Studio album by Patent Pending
- Released: July 12, 2011
- Recorded: Melmac Studios in Minneapolis, Minnesota and Stadium Red Studios in Harlem, New York
- Genre: Pop punk, alternative rock, power pop
- Length: 49:05
- Producer: Jordan M. Schmidt

Patent Pending chronology
| I'm Not Alone (2009) | Second Family (2011) | Bowling for Soup Presents: One Big Happy! (2012) |

= Second Family =

Second Family is the second studio album by American rock band Patent Pending. It was released on July 12, 2011 while the band was on the 2011 Vans Warped Tour, but due to a formatting issue the album was not released to online retailers until July 27, 2012. "Second Family" was recorded with the help of Patent Pending's fans with all the money raised in a Kickstarter after the bands funds had diminished.

==Track listing==

| No. | Title | Length |
|---|---|---|
| 1. | "I Already Know (She Don't Give A S*** About Me)" | 3:12 |
| 2. | "Shake Weights & Moving Crates" (co-written by Rob Felicetti) | 3:34 |
| 3. | "Cut, Copy, Paste" (co-written by Rob Felicetti and Jordan Schmidt) | 3:26 |
| 4. | "Little Miss Impossible" | 3:18 |
| 5. | "We're Freakin' Out (Map To Tahiti)" | 4:18 |
| 6. | "Memory" (co-written by Jordan Schmidt and Robert Ragosta) | 3:40 |
| 7. | "Douchebag" | 3:23 |
| 8. | "Set The Sun On Fire" | 2:53 |
| 9. | "This Love Can Save Us All" | 3:36 |
| 10. | "Spin Me Around" (co-written by Jordan Schmidt) | 3:59 |
| 11. | "Valentine" (co-written by Rob Felicetti) | 2:37 |
| 12. | "Second Family" (co-written by Jordan Schmidt) | 3:54 |
| Total length: |  | 41:50 |

Bonus tracks
| No. | Title | Length |
|---|---|---|
| 13. | "Bro, Seriously" | 0:36 |
| 14. | "One Less Heart To Break" | 3:40 |
| 15. | "Dance Till We Die" | 2:59 |
| Total length: |  | 49:05 |

==Music videos==
Second Family has spawned two music videos. The music video for the first single off the album "Douchebag", takes the viewer through the hypothetical "Douche Awards", where the band mates win awards such as "Beer Pong Team of the Year" and "Best Sunglasses at Night." The video was produced by Jaret Reddick of Bowling For Soup's production company Built By Ninjas and directed by Heath Balderston. The second video, "I Already Know (She Don't Give a Shit About Me)", was directed by John Komar of Kinarf Music Videos and released May 30, 2012 via Absolutepunk.net. The video incorporates hand-drawn and computer animation with live action footage.

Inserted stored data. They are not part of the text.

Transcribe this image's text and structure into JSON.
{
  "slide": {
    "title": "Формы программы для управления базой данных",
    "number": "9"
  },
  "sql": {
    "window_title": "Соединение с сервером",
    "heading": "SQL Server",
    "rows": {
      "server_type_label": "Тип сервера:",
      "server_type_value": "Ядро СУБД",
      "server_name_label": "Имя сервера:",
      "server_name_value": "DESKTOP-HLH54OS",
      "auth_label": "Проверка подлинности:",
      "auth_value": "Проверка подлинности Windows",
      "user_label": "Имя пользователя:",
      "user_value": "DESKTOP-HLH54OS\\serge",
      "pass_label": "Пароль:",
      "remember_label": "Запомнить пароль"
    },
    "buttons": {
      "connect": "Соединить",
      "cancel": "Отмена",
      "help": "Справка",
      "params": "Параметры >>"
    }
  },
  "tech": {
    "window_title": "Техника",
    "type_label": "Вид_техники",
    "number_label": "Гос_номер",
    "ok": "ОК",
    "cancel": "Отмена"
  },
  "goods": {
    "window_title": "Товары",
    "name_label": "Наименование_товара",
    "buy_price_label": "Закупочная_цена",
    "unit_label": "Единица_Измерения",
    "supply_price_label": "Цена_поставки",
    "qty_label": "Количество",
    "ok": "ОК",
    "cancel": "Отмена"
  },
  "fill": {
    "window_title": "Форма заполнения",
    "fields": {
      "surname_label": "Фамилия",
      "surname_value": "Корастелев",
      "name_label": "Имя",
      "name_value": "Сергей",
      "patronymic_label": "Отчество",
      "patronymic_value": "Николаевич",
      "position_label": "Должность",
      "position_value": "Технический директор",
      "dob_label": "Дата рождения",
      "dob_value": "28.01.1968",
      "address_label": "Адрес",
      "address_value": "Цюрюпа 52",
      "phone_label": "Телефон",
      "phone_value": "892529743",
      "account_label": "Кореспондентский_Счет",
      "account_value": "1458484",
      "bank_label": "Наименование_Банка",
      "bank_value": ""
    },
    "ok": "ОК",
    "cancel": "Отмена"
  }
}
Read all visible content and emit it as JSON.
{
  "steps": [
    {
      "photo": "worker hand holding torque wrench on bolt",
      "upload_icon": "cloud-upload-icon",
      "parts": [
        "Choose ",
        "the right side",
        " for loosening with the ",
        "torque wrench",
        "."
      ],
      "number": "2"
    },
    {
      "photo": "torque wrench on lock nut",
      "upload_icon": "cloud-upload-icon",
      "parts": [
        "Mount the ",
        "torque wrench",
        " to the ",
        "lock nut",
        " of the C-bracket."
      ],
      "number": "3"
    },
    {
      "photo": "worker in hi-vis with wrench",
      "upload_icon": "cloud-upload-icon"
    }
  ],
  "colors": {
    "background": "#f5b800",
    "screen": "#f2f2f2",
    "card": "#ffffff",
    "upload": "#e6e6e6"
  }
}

During the bands Spring tour with Bowling For Soup John Komar of Kinarf Music Videos came along on the road to record some live footage and released a live music video for the song "Shake Weights & Moving Crates." The video was recorded live on April 28 at Peabody's in Cleveland Ohio.

"One Less Heart to Break" (which reached the #1 highest ranked, most viewed, and buzzworthy music video on mtv.com) and "Dance Til We Die" were originally released off of 2010's I'm Not Alone (Patent Pending Album), but can be considered as a part of Second Family since these two tracks were re-released as bonus tracks on Second Family.

Frontman Joe Ragosta has been quoted staying that he wants to make a music video for every song off of Second Family.